# Rpc: Balance And Phasing



## Uglydog (Oct 24, 2016)

I've been dragging my feet on getting my new lathe powered up until I was certain that my RPC was running correctly. I've always figured that the old induction motors on my Vintage Iron was pretty tolerant. Not so sure about the additional circuitry (which I don't understand) in this Colchester (expensive parts).

Friend of the family stopped by on Saturday with his ohm meter and oscilloscope. 
First he confirmed that all three legs are balanced within about 1ov of each other.
Then he connected his oscilloscope to my elderly 20hp commercially built RPC up through an isolating device he had built from transformers.

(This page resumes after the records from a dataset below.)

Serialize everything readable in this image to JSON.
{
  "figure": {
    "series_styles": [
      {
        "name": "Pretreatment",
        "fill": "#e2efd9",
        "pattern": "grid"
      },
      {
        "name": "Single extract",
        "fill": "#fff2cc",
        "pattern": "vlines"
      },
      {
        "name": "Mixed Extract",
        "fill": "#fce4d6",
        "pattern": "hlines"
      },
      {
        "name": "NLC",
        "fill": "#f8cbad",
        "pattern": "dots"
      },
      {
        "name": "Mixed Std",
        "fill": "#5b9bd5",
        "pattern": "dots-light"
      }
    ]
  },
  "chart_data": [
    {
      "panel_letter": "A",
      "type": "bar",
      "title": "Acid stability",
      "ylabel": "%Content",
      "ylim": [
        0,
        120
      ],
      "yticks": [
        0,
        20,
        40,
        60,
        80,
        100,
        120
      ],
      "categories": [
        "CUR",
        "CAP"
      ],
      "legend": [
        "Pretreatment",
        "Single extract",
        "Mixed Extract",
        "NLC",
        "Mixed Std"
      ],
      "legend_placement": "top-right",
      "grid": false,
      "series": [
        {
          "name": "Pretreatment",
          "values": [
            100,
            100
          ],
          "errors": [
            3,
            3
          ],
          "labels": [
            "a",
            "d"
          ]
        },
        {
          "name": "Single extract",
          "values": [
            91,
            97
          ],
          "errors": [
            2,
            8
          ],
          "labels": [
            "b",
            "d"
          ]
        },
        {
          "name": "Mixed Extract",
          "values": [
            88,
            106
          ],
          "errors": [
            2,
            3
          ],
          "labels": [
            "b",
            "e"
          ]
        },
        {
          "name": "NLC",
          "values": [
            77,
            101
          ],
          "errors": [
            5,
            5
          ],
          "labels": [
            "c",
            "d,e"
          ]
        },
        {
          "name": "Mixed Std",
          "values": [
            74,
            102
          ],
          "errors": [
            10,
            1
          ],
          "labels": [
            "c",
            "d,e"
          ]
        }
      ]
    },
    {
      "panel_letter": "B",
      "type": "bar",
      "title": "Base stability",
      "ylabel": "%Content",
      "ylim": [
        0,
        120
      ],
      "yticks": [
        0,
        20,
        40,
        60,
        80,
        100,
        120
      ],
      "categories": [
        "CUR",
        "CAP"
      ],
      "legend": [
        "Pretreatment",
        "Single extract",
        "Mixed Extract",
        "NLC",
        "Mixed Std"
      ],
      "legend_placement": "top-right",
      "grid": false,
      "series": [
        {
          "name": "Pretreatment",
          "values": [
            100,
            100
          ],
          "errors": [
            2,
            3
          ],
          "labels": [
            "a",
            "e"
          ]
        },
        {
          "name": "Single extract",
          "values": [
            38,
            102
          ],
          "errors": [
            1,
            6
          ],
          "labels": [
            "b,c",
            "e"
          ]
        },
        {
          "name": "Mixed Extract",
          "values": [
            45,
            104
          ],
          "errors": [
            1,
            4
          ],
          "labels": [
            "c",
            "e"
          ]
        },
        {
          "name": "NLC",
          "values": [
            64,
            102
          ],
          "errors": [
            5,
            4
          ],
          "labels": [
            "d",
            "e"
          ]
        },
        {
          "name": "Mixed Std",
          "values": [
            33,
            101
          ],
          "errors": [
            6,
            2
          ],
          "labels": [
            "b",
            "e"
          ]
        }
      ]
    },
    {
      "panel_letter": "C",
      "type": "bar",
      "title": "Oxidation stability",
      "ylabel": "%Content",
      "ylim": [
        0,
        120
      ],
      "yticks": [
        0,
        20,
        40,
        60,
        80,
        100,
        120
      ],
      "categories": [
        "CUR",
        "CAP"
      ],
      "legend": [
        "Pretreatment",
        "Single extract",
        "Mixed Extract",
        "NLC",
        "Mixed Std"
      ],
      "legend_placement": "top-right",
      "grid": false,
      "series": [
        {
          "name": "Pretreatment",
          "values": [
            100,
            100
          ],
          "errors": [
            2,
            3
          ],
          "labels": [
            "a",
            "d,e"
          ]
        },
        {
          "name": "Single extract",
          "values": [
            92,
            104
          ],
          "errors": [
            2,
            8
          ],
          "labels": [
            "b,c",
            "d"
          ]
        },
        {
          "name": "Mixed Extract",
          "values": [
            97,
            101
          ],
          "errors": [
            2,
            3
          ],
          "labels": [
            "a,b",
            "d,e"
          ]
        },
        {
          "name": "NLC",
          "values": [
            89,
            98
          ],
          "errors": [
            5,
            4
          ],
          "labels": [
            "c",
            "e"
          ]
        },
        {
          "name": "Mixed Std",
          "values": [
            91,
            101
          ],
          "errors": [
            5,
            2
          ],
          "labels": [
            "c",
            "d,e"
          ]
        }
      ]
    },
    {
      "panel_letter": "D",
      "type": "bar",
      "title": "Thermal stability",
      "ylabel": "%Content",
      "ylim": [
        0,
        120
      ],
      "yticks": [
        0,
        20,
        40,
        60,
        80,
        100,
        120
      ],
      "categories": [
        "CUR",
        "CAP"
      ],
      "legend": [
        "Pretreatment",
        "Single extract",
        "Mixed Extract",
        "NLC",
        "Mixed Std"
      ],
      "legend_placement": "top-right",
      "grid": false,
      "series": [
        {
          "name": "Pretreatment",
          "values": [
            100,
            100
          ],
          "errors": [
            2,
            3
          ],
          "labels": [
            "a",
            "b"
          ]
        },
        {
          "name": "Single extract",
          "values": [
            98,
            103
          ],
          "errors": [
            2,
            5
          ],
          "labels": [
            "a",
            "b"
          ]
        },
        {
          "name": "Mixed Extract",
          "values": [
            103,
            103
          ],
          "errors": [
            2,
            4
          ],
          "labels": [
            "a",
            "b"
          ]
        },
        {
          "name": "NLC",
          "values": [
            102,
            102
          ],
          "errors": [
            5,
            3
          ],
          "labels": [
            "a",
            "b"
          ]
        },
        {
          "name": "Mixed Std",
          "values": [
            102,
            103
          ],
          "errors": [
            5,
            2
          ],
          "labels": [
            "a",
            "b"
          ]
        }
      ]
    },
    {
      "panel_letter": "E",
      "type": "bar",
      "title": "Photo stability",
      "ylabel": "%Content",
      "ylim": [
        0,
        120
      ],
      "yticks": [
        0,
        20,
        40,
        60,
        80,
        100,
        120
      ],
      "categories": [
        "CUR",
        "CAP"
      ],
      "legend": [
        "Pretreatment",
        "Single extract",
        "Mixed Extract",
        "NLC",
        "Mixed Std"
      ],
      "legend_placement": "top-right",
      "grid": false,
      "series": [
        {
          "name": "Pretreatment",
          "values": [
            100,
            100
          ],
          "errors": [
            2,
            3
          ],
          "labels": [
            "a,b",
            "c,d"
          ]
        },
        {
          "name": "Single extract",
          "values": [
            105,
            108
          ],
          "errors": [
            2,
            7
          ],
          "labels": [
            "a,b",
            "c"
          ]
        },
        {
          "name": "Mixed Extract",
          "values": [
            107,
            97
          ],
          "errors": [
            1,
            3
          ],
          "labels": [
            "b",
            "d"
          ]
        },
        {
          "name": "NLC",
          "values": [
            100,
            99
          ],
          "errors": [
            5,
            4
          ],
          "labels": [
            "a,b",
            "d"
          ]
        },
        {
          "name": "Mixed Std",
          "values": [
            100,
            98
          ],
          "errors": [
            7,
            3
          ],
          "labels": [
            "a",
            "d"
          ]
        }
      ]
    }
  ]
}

Turns out that two of the legs nearly overlap. Thus, not phasing correctly.
He also observed that everything seems to work well enough and suggested I not worry about it.
Any thoughts on the matter? 
Should I hire the electrical company that built it come and replace capacitors?

Meanwhile, on his recommendation I've powered up the lathe and "none of the smoke got out".
No real chips yet. Still aligning the tailstock. 

Daryl
MN


----------



## Ulma Doctor (Oct 24, 2016)

10v between phases is perfectly fine, the generated phase will be slightly behind the supplied phases.
as long as you utilized supplied power for running your control circuit you shouldn't have problems
you can monitor the amps per leg, to see how much it's pulling.
if it sounds good, & the voltage is within 10%- i'd say you have a functioning unit, USE IT!!!!


----------



## Uglydog (Oct 24, 2016)

Thank you Ulma!
I'll move forward....

Daryl
MN


----------



## Tony Wells (Oct 27, 2016)

Key thing is to know which is the generated leg and avoid it for anything that feeds a transformer, like a stepdown transformer for any controls, or to get 120V for lights or pump, or any electronics that are tapped off the feed power like a DRO. The main motor is much more tolerant to phase shift. Treat the generated leg like you would the "wild" leg in some commercial 3 phase. This is the same as Mike is saying, pretty much. It might be of interest to use a clamp on ammeter to check each leg of the motor as it runs. They probably won't be the same, but close enough.


----------



## Uglydog (Oct 27, 2016)

Thank you Tony!!

Daryl
MN


----------